Top-contact Lateral Organic Photodetectors for deep Ultraviolet applications
Organic semiconductors are very attractive for thin film Organic Photodetectors (OPDs) possess a number of desirable attributes for optical sensing including high absorption coefficients over visible and ultraviolet wavelengths and compatibility with large-area deposition processes such as ink-jet, screen printing, and solution processing.
OPDs, in general, utilize a vertical device architecture where the photoactive organic semiconductor layers are sandwiched between top and bottom electrodes that provide electrical contact. More recently, an interest in utilizing a lateral device architecture instead of the vertical one, has emerged. In this architecture, the two contacts are positioned on the two sides of the photoactive material with respect to the direction of the incoming signal, separated by a small gap. However, the factors governing lateral OPDs photo-response are still not well understood.
In this thesis, we fabricate top-contact lateral OPDs using a thermal evaporation only fabrication process. We study the factors governing both the dark and photo currents of lateral OPDs. The effect of the wide gap between the two electrodes on the current-voltage characteristics is discussed and the role of space charge limited conduction is investigated. The contributions in the photoresponse of light scattering through the active layers as well as the back reflection of light at the metallic contacts are emphasized.

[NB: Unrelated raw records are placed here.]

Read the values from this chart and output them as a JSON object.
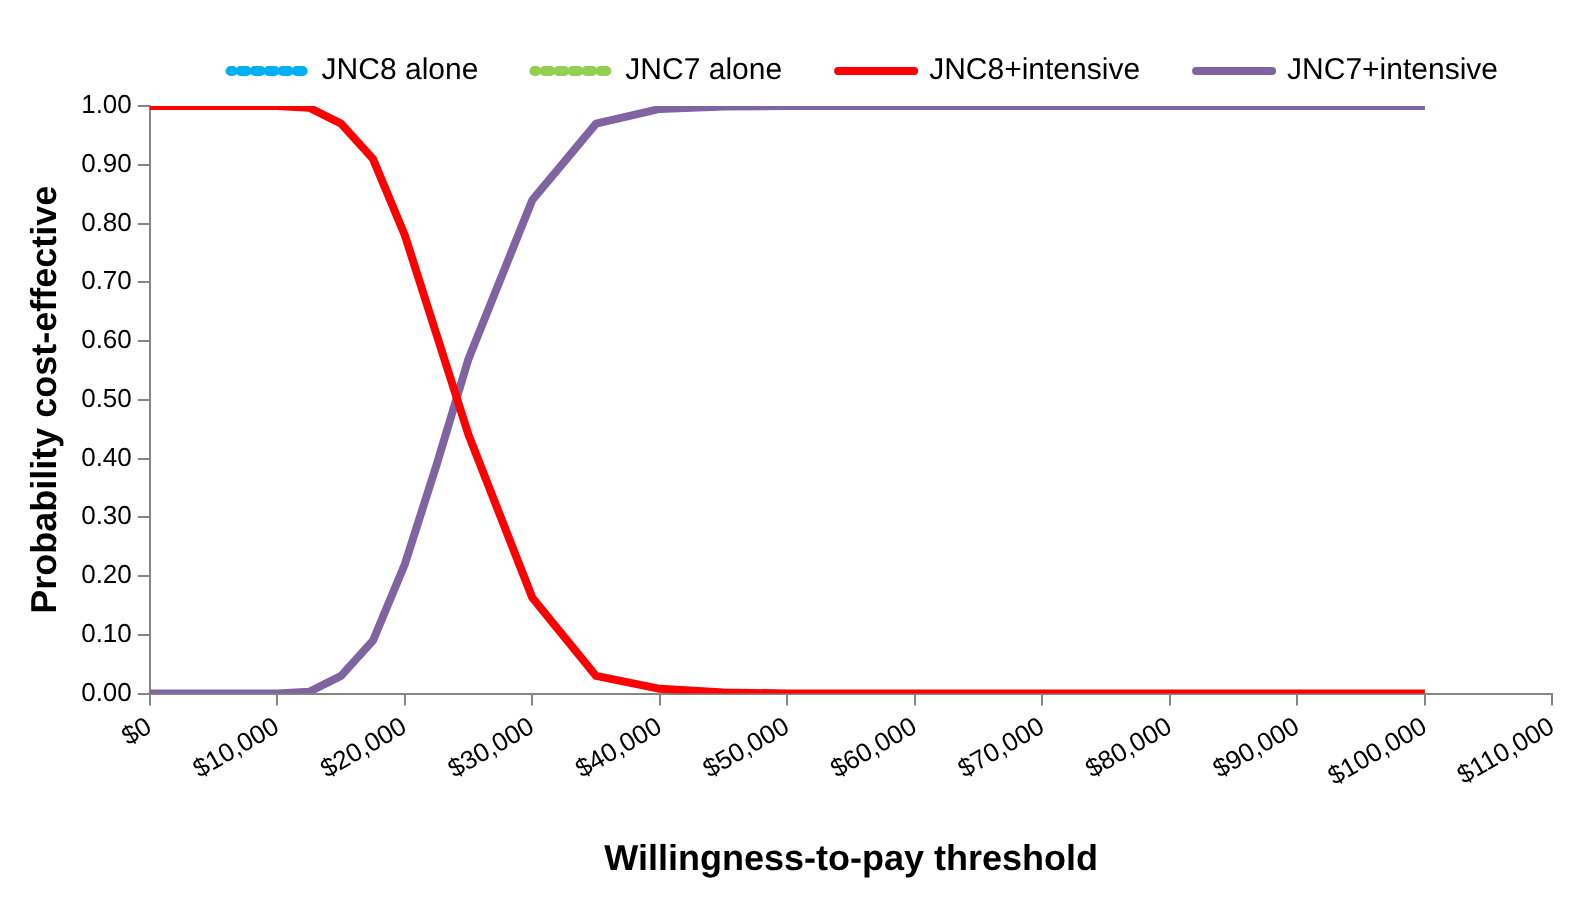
{
  "chart_data": {
    "type": "line",
    "xlabel": "Willingness-to-pay threshold",
    "ylabel": "Probability cost-effective",
    "x": [
      0,
      5000,
      10000,
      12500,
      15000,
      17500,
      20000,
      22500,
      25000,
      30000,
      35000,
      40000,
      45000,
      50000,
      60000,
      70000,
      80000,
      90000,
      100000
    ],
    "series": [
      {
        "name": "JNC8 alone",
        "color": "#00b0f0",
        "line_style": "dotted",
        "values": [
          null,
          null,
          null,
          null,
          null,
          null,
          null,
          null,
          null,
          null,
          null,
          null,
          null,
          null,
          null,
          null,
          null,
          null,
          null
        ]
      },
      {
        "name": "JNC7 alone",
        "color": "#92d050",
        "line_style": "dotted",
        "values": [
          null,
          null,
          null,
          null,
          null,
          null,
          null,
          null,
          null,
          null,
          null,
          null,
          null,
          null,
          null,
          null,
          null,
          null,
          null
        ]
      },
      {
        "name": "JNC8+intensive",
        "color": "#ff0000",
        "line_style": "solid",
        "values": [
          1,
          1,
          1,
          0.997,
          0.97,
          0.91,
          0.78,
          0.61,
          0.44,
          0.163,
          0.03,
          0.008,
          0.002,
          0,
          0,
          0,
          0,
          0,
          0
        ]
      },
      {
        "name": "JNC7+intensive",
        "color": "#8064a2",
        "line_style": "solid",
        "values": [
          0,
          0,
          0,
          0.003,
          0.03,
          0.09,
          0.22,
          0.39,
          0.57,
          0.84,
          0.97,
          0.995,
          0.999,
          1,
          1,
          1,
          1,
          1,
          1
        ]
      }
    ],
    "xlim": [
      0,
      110000
    ],
    "xticks": [
      {
        "value": 0,
        "label": "$0"
      },
      {
        "value": 10000,
        "label": "$10,000"
      },
      {
        "value": 20000,
        "label": "$20,000"
      },
      {
        "value": 30000,
        "label": "$30,000"
      },
      {
        "value": 40000,
        "label": "$40,000"
      },
      {
        "value": 50000,
        "label": "$50,000"
      },
      {
        "value": 60000,
        "label": "$60,000"
      },
      {
        "value": 70000,
        "label": "$70,000"
      },
      {
        "value": 80000,
        "label": "$80,000"
      },
      {
        "value": 90000,
        "label": "$90,000"
      },
      {
        "value": 100000,
        "label": "$100,000"
      },
      {
        "value": 110000,
        "label": "$110,000"
      }
    ],
    "ylim": [
      0,
      1
    ],
    "yticks": [
      {
        "value": 0,
        "label": "0.00"
      },
      {
        "value": 0.1,
        "label": "0.10"
      },
      {
        "value": 0.2,
        "label": "0.20"
      },
      {
        "value": 0.3,
        "label": "0.30"
      },
      {
        "value": 0.4,
        "label": "0.40"
      },
      {
        "value": 0.5,
        "label": "0.50"
      },
      {
        "value": 0.6,
        "label": "0.60"
      },
      {
        "value": 0.7,
        "label": "0.70"
      },
      {
        "value": 0.8,
        "label": "0.80"
      },
      {
        "value": 0.9,
        "label": "0.90"
      },
      {
        "value": 1,
        "label": "1.00"
      }
    ],
    "grid": false,
    "legend": "top",
    "marker": "none"
  }
}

The reproducibility over repeated operation cycles of both dark and photo currents values is explored. Exposure to light of the lateral OPD is found to lead to a significant increase in the dark current. The role of the conductivity enhancement in the channel due to light-induced trap filling is investigated.Finally, external quantum efficiency and detectivity estimates are given for deep ultraviolet lateral (DUV) OPDs. A comparison with vertical DUV OPDs performances is provided.